Les échantillons ont été collectés en 2015 et aucun astronaute n’a été touché par ces bactéries. Elles ne semblent donc pas constituer un danger immédiat. Cependant, à l’avenir, les bactéries pourraient bien représenter un certain danger.

C’est pour cette raison que les chercheurs ont comparé leur résistance aux antibiotiques à celle des trois souches cliniques, et ont constaté que les Enterobacter spatiaux étaient résistants à la céfazoline, à la céfoxitine, à l’oxacilline, à la pénicilline et à la rifampine, et qu’ils présentaient divers degrés de résistance aux autres types d’antibiotiques.

Les chercheurs ont également découvert que, si les souches d’Enterobacter de la station spatiale ne sont pas actuellement pathogènes pour l’Homme, elles possèdent tout de même 112 gènes en commun avec les souches cliniques, associées à la virulence et aux maladies. Selon les modèles informatiques générés par les chercheurs, la probabilité qu’elles puissent devenir un jour un agent pathogène humain et causer une maladie est de 79%.
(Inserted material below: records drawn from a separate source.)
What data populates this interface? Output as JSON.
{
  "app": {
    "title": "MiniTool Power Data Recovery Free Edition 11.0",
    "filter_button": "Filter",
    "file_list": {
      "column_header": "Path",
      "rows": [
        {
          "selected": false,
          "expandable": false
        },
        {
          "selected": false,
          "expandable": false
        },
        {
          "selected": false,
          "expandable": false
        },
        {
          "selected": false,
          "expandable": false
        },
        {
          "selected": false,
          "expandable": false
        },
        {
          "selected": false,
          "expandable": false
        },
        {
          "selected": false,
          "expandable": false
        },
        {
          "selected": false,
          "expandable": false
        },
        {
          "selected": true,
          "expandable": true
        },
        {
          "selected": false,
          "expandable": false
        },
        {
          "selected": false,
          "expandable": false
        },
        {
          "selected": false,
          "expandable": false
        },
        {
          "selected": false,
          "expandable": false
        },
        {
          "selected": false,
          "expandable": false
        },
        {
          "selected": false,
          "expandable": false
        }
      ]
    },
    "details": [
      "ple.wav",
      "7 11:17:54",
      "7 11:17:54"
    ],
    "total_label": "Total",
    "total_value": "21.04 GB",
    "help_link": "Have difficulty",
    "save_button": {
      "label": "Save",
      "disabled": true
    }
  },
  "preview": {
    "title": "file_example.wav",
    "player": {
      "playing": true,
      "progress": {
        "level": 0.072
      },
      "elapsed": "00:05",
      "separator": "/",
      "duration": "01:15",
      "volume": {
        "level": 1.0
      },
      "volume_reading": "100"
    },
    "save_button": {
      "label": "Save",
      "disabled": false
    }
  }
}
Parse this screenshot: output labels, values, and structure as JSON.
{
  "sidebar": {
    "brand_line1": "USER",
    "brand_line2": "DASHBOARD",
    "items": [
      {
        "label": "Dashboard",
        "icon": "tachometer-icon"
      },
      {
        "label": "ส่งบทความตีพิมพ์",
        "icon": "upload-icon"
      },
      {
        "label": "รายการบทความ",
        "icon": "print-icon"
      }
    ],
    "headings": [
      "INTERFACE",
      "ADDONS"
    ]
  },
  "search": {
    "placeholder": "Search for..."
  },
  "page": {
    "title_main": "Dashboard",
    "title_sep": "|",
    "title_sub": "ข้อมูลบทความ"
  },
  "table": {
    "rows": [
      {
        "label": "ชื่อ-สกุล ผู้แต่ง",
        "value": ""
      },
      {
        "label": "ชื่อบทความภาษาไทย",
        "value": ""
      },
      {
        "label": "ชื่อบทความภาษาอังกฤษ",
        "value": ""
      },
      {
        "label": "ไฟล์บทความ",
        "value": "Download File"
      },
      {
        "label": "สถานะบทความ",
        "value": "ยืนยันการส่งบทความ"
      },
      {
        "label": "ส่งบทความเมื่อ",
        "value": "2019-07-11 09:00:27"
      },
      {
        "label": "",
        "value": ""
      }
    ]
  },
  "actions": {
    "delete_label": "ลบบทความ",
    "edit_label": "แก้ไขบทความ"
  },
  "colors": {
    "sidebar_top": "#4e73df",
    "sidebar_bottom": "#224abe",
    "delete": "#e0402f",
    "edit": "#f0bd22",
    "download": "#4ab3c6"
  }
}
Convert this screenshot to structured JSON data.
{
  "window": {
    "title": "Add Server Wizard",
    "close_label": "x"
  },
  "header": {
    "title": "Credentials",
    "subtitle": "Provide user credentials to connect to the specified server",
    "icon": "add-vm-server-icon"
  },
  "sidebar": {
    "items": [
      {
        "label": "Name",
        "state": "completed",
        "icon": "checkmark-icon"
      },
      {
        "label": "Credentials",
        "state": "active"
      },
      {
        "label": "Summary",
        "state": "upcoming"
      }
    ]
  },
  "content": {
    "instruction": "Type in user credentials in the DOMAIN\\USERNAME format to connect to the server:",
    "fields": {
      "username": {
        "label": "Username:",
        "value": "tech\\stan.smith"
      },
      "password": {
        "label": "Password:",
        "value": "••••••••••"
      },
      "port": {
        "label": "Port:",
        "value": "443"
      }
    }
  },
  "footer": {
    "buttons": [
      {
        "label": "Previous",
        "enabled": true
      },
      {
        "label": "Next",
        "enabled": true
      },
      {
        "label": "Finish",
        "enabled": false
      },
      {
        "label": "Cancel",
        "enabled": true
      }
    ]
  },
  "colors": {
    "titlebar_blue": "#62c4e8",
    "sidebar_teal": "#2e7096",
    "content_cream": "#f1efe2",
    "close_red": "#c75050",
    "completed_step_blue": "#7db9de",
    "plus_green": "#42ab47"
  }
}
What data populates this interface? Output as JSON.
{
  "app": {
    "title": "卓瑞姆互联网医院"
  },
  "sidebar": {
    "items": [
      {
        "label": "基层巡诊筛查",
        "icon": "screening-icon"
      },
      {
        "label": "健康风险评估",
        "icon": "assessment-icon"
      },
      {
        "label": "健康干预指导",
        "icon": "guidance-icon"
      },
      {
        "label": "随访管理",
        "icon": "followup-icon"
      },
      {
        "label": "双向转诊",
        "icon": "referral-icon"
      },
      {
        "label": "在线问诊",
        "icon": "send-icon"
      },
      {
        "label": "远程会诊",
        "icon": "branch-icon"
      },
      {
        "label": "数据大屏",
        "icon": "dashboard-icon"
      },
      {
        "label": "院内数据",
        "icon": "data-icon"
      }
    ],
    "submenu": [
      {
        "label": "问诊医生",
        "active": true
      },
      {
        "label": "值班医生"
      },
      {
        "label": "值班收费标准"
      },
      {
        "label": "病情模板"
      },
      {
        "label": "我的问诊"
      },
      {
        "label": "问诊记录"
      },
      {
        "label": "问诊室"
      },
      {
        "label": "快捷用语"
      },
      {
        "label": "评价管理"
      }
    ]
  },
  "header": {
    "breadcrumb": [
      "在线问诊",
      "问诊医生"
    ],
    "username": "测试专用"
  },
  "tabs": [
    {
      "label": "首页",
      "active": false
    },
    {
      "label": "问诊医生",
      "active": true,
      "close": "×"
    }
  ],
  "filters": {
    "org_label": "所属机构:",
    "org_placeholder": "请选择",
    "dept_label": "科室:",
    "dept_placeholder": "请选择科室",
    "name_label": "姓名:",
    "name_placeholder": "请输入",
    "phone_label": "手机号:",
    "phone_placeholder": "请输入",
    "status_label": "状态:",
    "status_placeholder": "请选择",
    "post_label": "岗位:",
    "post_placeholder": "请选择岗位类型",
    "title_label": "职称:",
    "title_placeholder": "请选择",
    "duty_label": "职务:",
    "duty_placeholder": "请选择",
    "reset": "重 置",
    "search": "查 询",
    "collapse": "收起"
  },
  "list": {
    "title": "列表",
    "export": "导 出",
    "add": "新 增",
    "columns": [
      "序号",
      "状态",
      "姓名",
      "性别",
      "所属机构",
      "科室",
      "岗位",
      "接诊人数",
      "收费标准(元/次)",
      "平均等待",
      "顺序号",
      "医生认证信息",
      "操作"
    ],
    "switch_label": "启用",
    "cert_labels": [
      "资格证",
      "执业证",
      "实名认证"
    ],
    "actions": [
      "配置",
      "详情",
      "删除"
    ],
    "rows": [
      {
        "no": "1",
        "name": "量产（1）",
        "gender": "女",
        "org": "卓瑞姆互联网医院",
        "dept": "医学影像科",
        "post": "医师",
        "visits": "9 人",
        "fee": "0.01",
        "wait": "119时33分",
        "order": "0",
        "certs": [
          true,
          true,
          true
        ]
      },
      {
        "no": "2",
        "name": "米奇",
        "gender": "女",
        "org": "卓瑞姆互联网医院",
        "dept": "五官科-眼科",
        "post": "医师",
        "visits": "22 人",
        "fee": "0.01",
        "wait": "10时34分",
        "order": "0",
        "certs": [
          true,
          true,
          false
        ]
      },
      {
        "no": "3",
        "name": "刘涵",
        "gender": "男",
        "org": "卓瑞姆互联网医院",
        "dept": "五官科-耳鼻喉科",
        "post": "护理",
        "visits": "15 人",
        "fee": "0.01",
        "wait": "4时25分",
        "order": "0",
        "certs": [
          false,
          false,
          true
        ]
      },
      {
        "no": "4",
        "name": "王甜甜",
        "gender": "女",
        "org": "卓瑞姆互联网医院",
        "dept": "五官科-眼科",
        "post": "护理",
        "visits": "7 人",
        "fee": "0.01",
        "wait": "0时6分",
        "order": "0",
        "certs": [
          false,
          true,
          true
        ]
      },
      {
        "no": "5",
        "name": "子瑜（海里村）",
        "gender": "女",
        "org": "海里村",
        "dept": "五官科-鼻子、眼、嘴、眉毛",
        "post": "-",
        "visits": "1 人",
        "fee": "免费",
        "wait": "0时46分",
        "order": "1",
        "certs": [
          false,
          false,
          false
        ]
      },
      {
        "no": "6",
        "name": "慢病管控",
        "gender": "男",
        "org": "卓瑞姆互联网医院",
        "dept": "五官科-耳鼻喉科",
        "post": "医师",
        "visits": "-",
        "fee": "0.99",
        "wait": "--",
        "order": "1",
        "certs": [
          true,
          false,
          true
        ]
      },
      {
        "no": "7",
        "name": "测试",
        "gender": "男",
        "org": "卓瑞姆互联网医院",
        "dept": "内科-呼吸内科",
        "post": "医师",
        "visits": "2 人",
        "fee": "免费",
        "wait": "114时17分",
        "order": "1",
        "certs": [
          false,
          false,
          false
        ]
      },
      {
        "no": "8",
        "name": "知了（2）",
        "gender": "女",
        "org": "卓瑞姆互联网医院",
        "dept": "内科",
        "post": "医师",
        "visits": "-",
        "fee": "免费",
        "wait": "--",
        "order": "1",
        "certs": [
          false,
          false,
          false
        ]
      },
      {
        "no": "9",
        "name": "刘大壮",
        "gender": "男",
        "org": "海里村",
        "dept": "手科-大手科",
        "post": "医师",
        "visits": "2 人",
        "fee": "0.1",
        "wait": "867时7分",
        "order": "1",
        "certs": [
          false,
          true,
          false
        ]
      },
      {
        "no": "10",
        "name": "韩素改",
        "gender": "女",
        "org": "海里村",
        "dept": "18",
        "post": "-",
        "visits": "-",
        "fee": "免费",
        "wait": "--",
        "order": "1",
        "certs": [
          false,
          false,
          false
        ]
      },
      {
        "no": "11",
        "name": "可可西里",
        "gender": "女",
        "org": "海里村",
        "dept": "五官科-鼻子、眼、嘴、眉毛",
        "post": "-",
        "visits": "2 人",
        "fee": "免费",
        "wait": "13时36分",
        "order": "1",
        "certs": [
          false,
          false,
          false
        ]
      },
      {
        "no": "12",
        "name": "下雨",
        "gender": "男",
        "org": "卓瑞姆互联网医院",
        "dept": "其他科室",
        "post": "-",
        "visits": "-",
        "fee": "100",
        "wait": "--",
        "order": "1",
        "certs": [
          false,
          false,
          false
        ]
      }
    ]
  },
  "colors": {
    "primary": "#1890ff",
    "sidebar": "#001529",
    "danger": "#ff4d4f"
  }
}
Bien entendu, cela doit encore être testé sur des organismes vivants, et les scientifiques devront réitérer les opérations. Heureusement, à l’heure actuelle, les astronautes sont à l’abri de l’infection par ces souches. Mais il ne faut pas négliger cette découverte, qui mérite une enquête approfondie et, éventuellement, de trouver un moyen pour que les résidents de la station spatiale n’aient pas à faire face à des maladies résistantes aux antibiotiques.

« Qu’un pathogène opportuniste tel que E. bugandensis soit ou non une cause de maladie dépend de nombreux facteurs, y compris environnementaux », a déclaré Venkateswaran. À présent, les chercheurs devront effectuer d’autres études in vivo, qui seront absolument nécessaires pour déterminer l’impact de ces bactéries dans les conditions de l’ISS, telles que la microgravité, d’autres facteurs liés à l’espace et les engins spatiaux, et afin d’en apprendre davantage sur leur potentiels pouvoirs pathogènes.